05 Where Cullis ends

The substrate, not the brain.

Compliance with the AI Act is not a single-vendor problem. Cullis is honest about its scope: identity, policy enforcement before the call, and tamper-evident audit. The rest stays where it should: with your data scientists, your MLOps team, and your fairness reviewers.

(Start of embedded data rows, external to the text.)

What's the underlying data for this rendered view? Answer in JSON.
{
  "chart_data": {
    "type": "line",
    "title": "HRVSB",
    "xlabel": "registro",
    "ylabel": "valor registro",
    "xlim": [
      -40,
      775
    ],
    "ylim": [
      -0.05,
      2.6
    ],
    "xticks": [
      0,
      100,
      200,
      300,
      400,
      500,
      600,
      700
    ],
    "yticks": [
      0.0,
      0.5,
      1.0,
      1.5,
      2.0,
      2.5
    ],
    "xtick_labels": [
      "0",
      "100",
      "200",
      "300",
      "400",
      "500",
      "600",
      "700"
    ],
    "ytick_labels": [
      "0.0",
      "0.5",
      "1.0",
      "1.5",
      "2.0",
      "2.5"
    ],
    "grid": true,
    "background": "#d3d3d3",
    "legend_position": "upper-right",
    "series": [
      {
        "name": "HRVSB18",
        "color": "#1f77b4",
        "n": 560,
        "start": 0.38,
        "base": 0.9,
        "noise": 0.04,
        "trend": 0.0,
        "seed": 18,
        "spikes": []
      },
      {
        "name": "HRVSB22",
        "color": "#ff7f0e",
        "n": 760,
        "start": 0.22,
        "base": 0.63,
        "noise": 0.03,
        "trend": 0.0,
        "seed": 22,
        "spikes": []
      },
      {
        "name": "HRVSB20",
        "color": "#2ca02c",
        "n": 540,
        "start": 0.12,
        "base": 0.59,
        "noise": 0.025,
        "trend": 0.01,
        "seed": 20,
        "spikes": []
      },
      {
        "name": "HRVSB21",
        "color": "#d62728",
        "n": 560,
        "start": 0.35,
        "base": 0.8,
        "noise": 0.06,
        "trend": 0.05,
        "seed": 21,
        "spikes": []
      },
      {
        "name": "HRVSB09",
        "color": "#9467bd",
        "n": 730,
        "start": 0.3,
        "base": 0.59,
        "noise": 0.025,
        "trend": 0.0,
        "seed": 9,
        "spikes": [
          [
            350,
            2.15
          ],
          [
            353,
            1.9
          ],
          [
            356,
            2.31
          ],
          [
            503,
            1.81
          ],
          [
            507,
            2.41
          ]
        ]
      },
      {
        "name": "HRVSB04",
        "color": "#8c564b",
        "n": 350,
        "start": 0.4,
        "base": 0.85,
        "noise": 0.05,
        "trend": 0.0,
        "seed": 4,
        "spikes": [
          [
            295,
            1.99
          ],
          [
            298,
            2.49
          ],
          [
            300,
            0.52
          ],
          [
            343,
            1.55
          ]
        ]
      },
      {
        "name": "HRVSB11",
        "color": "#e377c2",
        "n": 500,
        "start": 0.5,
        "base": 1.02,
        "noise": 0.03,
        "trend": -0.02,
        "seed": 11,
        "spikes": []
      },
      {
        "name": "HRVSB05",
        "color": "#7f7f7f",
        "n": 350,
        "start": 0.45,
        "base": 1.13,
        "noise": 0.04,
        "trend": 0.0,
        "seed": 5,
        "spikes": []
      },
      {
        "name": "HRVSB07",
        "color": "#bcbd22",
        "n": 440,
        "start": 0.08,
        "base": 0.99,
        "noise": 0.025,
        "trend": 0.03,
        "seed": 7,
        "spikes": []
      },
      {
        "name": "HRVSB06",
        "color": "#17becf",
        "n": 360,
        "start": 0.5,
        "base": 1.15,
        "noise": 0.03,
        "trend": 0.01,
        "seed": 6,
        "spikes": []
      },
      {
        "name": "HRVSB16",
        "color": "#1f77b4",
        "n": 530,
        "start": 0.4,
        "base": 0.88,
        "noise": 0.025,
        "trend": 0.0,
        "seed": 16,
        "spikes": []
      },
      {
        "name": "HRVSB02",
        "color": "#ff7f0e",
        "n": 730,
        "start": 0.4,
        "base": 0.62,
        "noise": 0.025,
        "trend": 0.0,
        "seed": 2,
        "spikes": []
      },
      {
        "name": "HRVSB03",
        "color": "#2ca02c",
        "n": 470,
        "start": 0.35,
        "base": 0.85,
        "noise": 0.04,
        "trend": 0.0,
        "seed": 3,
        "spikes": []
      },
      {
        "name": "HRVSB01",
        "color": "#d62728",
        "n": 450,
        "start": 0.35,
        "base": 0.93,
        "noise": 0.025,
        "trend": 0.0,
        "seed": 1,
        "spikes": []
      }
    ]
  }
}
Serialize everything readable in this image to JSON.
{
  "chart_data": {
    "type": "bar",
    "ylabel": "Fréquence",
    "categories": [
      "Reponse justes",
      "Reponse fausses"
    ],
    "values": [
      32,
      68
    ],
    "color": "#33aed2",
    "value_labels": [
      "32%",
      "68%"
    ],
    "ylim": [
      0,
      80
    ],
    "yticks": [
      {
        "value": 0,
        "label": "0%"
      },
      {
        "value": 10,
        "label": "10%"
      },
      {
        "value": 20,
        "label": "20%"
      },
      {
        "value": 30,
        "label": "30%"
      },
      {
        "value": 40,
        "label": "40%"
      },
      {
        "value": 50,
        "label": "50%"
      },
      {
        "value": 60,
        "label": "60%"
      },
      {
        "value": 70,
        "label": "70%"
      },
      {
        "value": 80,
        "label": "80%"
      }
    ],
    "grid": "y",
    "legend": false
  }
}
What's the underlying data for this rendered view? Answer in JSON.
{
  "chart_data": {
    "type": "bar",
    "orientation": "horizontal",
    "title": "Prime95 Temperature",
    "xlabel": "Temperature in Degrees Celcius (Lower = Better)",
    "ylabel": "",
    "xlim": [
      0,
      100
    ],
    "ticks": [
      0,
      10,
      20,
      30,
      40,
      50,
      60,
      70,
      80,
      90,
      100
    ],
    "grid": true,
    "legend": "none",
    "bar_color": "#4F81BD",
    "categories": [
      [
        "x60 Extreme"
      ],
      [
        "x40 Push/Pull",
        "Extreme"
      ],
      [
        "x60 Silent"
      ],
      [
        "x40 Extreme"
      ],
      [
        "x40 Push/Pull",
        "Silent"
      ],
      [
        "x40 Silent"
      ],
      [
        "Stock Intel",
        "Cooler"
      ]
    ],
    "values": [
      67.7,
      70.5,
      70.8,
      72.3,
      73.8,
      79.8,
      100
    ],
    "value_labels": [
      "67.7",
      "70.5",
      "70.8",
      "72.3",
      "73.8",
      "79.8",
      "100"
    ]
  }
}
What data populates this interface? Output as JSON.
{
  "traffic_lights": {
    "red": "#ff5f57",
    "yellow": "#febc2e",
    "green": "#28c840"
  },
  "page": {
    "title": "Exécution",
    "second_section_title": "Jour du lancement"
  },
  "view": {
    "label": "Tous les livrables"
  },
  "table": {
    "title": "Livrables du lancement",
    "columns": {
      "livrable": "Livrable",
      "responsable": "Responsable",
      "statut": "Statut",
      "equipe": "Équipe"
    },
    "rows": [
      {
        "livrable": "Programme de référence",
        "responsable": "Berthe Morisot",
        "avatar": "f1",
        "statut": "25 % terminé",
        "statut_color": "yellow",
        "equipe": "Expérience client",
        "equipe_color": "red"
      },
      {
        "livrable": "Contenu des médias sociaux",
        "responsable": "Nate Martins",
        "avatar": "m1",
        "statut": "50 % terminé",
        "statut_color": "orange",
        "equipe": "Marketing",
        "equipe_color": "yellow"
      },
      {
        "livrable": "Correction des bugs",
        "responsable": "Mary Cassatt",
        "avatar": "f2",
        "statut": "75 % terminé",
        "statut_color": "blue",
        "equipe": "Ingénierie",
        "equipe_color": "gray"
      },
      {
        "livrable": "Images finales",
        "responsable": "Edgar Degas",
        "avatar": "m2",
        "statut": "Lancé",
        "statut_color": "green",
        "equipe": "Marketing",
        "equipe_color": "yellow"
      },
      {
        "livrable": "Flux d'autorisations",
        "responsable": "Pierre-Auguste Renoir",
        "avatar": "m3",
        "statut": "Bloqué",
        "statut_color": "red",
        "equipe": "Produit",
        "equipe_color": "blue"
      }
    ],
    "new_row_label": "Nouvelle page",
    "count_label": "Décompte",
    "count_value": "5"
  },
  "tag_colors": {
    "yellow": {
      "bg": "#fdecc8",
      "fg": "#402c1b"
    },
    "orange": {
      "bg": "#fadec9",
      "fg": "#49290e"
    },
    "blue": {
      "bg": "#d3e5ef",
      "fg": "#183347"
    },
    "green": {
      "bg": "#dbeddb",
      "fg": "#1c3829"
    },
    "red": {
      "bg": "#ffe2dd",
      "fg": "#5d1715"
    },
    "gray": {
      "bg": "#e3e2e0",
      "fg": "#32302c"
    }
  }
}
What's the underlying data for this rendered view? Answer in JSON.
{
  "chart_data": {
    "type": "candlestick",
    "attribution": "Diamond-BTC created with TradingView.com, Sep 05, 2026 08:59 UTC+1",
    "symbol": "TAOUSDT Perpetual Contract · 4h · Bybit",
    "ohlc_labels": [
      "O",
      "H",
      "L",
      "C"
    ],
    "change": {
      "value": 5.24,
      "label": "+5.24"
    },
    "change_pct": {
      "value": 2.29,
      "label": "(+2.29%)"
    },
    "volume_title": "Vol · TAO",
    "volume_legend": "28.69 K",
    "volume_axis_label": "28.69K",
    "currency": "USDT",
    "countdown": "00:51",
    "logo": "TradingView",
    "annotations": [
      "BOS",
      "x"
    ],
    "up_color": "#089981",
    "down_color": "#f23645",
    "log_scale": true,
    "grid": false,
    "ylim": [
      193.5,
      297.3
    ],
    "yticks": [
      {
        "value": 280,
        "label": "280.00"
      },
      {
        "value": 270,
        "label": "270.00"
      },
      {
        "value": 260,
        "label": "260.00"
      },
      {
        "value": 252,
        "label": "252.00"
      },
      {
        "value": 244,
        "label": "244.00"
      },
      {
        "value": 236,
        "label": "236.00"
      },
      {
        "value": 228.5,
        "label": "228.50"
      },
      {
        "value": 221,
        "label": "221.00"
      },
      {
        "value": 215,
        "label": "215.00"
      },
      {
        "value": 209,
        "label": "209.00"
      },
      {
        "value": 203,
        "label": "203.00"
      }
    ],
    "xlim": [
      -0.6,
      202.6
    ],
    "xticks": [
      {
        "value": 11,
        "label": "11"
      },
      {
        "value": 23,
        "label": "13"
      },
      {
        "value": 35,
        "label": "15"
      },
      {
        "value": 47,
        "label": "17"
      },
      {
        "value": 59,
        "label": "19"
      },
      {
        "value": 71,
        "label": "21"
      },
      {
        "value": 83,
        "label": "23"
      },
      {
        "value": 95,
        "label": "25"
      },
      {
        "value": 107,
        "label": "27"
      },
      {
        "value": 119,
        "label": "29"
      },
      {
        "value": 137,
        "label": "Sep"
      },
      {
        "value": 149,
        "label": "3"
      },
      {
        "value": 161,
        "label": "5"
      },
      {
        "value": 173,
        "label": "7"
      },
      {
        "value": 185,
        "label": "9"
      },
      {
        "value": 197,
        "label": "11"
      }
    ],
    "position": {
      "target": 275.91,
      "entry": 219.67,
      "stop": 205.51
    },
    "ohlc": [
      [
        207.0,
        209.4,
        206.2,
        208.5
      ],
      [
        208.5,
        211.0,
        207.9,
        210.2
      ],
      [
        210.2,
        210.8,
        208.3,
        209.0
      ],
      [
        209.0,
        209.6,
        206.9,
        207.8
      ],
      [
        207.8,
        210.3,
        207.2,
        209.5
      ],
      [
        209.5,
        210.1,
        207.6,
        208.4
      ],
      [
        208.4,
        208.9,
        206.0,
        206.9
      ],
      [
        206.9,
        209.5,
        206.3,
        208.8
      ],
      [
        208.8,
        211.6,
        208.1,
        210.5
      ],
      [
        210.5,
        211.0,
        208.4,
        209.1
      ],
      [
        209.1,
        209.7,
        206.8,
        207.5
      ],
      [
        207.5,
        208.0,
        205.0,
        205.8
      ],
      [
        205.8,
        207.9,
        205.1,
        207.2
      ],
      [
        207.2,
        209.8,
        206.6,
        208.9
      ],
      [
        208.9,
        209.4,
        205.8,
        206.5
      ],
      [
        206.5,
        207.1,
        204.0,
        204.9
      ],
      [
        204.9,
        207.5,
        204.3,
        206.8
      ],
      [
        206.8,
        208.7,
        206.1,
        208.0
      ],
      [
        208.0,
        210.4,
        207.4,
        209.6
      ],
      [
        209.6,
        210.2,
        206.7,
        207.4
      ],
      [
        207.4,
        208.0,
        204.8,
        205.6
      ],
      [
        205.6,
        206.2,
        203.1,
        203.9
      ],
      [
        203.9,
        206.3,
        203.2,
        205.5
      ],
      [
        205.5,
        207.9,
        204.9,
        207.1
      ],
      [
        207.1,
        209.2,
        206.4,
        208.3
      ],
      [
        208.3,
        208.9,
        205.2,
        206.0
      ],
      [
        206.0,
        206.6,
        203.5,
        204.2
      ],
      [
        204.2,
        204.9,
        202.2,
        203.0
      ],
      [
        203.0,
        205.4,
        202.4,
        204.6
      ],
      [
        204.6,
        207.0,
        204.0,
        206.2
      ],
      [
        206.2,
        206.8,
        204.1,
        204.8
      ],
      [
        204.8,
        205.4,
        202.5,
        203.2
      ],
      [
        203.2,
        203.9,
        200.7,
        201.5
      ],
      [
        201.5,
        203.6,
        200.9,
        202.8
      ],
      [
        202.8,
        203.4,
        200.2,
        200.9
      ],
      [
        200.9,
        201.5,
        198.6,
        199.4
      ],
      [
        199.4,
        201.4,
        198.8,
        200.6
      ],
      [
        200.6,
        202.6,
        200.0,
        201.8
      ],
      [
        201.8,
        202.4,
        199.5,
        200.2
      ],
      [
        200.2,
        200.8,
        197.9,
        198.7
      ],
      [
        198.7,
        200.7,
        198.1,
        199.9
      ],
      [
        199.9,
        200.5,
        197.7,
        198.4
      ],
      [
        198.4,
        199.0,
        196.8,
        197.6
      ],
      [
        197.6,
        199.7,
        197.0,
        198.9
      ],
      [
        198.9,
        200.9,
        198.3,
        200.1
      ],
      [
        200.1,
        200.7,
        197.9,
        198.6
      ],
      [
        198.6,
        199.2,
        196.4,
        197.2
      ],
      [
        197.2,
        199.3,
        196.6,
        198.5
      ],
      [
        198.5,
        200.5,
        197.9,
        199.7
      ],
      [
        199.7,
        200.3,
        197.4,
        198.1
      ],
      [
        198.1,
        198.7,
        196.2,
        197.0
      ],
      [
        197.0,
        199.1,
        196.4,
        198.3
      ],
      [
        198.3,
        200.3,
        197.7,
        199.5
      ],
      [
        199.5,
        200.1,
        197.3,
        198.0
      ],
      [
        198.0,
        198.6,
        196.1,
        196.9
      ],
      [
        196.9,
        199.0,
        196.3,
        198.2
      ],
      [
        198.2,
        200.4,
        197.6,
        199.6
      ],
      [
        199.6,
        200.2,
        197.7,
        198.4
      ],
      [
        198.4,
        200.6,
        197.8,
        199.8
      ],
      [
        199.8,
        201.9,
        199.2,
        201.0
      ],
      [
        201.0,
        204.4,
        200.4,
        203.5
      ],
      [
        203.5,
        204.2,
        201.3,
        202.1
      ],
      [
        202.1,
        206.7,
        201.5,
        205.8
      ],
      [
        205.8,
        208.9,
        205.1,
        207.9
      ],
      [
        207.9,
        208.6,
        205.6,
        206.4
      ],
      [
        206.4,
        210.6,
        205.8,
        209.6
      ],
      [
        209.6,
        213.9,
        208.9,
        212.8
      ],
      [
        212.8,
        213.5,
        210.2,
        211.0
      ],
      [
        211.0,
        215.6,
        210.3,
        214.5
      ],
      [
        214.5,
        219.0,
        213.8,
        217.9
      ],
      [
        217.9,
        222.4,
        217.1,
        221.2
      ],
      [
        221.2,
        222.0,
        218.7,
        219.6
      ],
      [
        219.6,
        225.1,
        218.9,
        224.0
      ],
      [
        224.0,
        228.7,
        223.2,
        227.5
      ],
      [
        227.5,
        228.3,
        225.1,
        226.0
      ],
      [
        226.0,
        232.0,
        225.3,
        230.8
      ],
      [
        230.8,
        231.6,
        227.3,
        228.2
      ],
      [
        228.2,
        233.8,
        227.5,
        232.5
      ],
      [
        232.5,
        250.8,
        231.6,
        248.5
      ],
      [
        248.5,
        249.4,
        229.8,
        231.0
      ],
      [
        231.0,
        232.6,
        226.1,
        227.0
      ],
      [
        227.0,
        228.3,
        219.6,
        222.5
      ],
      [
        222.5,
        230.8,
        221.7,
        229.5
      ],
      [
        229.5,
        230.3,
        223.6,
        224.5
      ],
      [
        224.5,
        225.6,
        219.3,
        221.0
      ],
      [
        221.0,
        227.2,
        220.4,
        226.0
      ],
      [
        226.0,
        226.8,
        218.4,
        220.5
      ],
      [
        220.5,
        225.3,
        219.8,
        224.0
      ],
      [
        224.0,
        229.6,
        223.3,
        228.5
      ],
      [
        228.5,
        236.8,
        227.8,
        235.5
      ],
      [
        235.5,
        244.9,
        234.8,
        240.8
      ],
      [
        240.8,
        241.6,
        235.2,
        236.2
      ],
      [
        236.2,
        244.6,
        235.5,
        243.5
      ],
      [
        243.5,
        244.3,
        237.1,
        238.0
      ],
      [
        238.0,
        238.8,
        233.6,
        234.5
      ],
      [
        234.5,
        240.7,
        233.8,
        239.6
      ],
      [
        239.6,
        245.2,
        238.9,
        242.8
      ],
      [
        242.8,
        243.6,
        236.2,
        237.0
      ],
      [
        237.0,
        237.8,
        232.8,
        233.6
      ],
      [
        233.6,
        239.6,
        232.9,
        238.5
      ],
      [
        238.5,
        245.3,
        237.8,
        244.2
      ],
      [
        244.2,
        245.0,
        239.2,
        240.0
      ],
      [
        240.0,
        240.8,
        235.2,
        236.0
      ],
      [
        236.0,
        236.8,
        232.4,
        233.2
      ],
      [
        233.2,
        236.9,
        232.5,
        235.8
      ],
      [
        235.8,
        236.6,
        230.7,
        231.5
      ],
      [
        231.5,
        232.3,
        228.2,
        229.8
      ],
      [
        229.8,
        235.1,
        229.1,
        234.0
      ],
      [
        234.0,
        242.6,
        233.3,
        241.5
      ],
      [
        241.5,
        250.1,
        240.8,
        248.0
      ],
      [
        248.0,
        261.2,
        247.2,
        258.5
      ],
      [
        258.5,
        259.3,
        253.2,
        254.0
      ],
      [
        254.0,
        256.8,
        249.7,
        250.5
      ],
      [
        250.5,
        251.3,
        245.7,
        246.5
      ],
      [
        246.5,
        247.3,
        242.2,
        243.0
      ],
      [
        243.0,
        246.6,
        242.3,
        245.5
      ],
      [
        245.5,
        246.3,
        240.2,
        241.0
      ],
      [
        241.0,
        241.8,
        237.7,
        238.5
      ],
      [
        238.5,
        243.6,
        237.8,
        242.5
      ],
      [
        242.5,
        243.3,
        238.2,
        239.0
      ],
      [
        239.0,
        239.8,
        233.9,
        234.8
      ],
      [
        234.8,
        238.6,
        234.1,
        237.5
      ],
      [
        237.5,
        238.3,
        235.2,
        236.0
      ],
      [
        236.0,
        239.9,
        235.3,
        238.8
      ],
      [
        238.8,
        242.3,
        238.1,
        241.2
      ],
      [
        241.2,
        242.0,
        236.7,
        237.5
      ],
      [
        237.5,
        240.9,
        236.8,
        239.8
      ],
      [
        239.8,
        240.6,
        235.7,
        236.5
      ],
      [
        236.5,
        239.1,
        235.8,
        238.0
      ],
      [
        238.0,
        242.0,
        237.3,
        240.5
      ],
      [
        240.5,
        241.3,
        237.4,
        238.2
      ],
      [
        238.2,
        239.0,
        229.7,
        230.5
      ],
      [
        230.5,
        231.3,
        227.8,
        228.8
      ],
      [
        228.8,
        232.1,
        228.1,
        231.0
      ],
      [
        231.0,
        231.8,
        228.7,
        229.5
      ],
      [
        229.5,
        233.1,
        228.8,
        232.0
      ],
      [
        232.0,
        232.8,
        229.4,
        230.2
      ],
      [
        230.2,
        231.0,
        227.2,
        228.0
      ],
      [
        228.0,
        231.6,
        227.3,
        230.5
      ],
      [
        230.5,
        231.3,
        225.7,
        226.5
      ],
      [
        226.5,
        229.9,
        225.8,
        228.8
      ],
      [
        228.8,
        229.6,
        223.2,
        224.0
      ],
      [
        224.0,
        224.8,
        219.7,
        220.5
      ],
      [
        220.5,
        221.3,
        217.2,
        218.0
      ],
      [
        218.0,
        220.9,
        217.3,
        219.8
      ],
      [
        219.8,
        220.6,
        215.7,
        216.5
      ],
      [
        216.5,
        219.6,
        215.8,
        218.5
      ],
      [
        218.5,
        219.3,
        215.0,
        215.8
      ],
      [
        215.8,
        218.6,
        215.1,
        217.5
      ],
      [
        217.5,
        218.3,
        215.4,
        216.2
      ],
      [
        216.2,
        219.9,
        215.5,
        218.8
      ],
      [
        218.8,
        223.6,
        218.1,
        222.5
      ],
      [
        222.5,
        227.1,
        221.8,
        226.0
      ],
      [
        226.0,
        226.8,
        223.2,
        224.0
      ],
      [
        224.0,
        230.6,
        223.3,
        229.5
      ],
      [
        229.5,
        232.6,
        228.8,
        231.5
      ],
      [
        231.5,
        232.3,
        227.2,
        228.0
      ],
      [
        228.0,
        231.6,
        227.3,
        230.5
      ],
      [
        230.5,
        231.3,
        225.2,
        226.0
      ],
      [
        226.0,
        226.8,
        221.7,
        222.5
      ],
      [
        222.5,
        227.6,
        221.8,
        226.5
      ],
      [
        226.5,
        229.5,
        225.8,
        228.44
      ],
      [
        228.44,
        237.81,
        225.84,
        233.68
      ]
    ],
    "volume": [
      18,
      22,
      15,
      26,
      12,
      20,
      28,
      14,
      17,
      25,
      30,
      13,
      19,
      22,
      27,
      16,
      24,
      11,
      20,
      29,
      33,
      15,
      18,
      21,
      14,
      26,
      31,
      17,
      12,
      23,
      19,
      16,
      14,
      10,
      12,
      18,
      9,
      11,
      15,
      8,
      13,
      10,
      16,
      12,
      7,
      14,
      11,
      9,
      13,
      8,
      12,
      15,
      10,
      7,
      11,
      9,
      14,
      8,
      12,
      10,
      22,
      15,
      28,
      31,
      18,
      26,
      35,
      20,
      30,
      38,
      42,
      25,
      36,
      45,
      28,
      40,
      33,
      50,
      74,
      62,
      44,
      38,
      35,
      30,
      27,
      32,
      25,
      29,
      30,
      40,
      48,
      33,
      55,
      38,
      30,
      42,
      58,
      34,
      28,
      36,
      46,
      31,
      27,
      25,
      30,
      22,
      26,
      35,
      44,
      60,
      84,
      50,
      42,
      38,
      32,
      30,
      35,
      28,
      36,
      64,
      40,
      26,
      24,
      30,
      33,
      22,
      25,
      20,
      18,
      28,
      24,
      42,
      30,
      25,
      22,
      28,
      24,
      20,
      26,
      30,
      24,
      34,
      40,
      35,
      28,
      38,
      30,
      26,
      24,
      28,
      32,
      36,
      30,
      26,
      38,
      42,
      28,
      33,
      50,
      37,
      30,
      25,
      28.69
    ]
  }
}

  • Does not analyze model bias or fairness across demographic groups. Use Fairlearn, AIF360, Aequitas, or your in-house tooling. Cullis provides the per-decision provenance those tools need to operate on a defensible data set.
  • Does not test model accuracy or calibration. Use your model evaluation pipeline. Cullis records which model ran when, so your evaluation can correlate accuracy drift with audit events.
  • Does not make the policy. The PDP enforces decisions you write (allow/deny rules, scope-based access, rate limits). Cullis runs them; your compliance team designs them.
  • Does not replace the human-in-the-loop requirement. Article 14 of the AI Act mandates human oversight on high-risk systems. Cullis makes the human override evidence trustworthy; it does not remove the human.
  • Does not file regulatory paperwork on your behalf. Conformity assessments, post-market monitoring reports, and incident notifications under Article 73 remain your operational responsibility. Cullis ships the substrate; you write the report.

06 Get started

A 90-day pilot on one BU.

We are looking for two to three insurance design partners in EU for the second half of 2026. The scope is conservative and reversible: one AI lab business unit, five to ten agents in non-production-critical workloads, no SLA. In exchange we ask for a 30-minute fortnightly review call and the willingness to give a verbal reference if the pilot works. No logo, no public quote required.

Scope

One BU, 5-10 agents

Pick one insurance line (motor, life, health, P&C) or one process (claim intake, fraud, pricing). Five to ten agent identities are enough to stress the audit chain without putting production at risk.

Duration

90 days

Long enough to see a real claim lifecycle. Short enough to decide cleanly. Termination clause: 30 days notice, source code escrow included.

Cost

EUR 15-25k all-in

Covers pilot license, onboarding, weekly review cadence, and a Phase-1 external pentest run in parallel by an independent assessor (mediaservice.net or NCC Group). The Letter of Attestation is yours at pilot end.

Output

Decision-ready evidence

A signed audit bundle for ten real claim journeys, a compliance mapping against your in-house AI Act and IDD controls, and a pentest Letter of Attestation. Enough to decide whether to go to production.